Yahweh is potrayed as an unstable and very abusive adult who just can not understand the short comings of his children and, if this “adult” god is not controlled or reasoned with, he can slaughter the entire human race (children, the unborn, along with animals which have not done anything except some undefined “sin” as in the flood story (Genesis 8 – 9). Thus animals and humans are viewed the same in the early accounts of “J” as both can be blamed and both can be sacrificed to stave off Yahweh’s craving for blood and life (For example, an animal forced into a act of sex with an Israelite must be killed along with the human as Yahweh considers both now defiled in sexual sin (Leviticus 20: 15 – 16).

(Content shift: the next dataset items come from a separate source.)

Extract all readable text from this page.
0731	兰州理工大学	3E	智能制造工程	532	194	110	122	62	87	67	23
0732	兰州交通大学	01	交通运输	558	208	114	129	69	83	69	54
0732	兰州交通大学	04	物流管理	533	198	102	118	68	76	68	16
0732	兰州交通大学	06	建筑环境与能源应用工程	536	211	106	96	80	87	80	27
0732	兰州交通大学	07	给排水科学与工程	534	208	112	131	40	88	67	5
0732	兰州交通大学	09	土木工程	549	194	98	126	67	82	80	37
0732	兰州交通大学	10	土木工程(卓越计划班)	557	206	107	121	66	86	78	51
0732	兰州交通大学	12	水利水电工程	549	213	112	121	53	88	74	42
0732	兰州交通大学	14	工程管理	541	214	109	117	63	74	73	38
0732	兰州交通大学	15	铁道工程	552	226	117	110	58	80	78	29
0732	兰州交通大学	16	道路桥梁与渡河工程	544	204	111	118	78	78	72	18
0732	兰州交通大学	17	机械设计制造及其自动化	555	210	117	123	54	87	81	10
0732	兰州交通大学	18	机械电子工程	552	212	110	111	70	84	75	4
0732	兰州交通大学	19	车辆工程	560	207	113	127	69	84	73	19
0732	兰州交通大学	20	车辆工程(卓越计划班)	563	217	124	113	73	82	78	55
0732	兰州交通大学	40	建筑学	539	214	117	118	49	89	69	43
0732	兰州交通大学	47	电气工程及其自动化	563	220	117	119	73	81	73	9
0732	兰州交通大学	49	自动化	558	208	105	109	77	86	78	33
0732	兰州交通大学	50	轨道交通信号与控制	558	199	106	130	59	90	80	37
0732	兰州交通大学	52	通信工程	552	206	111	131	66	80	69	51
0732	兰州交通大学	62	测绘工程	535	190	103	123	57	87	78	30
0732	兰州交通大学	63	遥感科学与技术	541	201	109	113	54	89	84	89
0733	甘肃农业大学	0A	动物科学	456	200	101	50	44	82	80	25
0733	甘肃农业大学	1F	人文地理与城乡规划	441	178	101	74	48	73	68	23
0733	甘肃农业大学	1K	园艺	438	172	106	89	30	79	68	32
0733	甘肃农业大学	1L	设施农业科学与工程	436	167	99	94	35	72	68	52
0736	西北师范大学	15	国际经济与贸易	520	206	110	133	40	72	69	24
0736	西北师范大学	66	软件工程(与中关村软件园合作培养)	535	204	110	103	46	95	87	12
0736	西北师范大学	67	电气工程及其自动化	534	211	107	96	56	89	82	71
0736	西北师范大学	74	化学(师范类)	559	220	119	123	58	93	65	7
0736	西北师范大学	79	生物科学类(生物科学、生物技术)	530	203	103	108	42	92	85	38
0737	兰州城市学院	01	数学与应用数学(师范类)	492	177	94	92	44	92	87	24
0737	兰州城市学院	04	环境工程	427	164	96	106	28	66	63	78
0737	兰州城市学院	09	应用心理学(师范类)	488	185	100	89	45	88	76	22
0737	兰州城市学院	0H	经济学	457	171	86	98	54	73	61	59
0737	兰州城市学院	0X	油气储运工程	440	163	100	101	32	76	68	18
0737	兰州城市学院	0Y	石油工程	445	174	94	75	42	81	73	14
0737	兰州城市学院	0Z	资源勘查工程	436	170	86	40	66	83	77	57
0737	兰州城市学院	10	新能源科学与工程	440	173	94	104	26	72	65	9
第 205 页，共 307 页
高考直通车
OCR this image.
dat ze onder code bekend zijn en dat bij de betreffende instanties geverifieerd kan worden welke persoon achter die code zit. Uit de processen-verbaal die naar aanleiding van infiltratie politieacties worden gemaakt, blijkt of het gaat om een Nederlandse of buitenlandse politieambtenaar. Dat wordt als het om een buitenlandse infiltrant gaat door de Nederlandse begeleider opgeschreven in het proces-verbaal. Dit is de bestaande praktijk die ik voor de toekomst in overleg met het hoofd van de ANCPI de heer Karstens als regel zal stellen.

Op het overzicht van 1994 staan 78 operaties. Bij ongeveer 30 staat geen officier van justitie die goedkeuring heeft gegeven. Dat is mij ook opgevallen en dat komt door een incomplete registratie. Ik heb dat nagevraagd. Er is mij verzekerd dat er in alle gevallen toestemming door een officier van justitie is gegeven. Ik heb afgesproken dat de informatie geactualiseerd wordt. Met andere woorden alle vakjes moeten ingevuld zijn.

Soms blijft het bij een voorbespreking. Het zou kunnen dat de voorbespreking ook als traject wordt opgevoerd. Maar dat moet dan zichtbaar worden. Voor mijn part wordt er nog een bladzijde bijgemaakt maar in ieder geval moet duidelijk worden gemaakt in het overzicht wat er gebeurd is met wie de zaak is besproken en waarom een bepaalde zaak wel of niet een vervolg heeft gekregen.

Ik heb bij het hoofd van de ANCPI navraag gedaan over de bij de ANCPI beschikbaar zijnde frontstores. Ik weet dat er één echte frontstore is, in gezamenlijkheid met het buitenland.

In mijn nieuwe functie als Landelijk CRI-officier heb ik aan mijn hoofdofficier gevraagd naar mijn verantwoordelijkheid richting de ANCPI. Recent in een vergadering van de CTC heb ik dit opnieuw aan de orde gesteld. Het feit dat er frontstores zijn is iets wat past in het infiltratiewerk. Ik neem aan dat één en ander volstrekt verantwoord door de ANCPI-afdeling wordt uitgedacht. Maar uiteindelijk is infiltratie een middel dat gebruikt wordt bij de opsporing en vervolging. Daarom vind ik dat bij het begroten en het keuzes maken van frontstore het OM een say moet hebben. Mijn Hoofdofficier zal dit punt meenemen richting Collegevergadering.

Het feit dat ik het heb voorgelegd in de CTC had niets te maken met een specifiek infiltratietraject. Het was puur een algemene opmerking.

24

The fact revealed here is that, just as in the story of the “Fall” from Eden with a curse placed on the serpent, and the slaughter of all the animals for being evil Genesis 6: 5 – 7, so too are humans, just like animals, considered flesh and blood that can be sacrifice to satisfy Yahweh anger.

That sums it up pretty nicely, but Harry goes into great detail how brutal, arrogant, schizophrenic, murderous, abusive, merciless, feckless, sociopathic the Hebrew god is. The god worshiped by so-called liberal Christians who cherry-pick the elements they want to believe in and construct a wholly new God to believe in that is completely and utterly counter to the God of Abraham.

Which, really, isn’t all that bad. If a person is going to believe in an anthropomorphic sky-daddy, it might as well be one as fictional as the one the ancients created but focusing on the things we believe are virtues today. But they really should accept and admit that the Yahweh they’re praying to is not the God of the Hebrews, or depicted as the “father” of Jesus. Nor is the Jesus they worship the Jesus of the Bible is certainly more of an abusive cult leader than the beatific shepherd they have in their mind.

And if they admit that the God they believe in isn’t “the staunch God of religion–I believe in a universal God that transcends one religion,” well, OK then. But then, that’s transcendentalist pantheism, not “Christianity,” and to call one’s self “Christian” with such a constructed and artificial amalgam of pieces from the Bible (and pieces purely made up) is like my calling myself a Buddhist even though I don’t believe in the tenets of Buddhism but I believe in a Buddha that invented pizza and provides me Lotto numbers (even if they never seem to pay off).

If someone wants to believe in the supernatural, some force greater than them or all of us, I can’t argue against something that can be neither proven and especially not disproven. In fact, I support people who feel a certain type of spirituality and enjoy the potential peace and fulfillment that a spiritual belief can provide. But, at least have the intellectual honesty to confess to being spiritual but able to say “I’m not a Christian.” To do otherwise makes you not just an abused spouse who holds onto the lies of the murderous husband with a death-grip, but a husband who is himself a fantastic myth.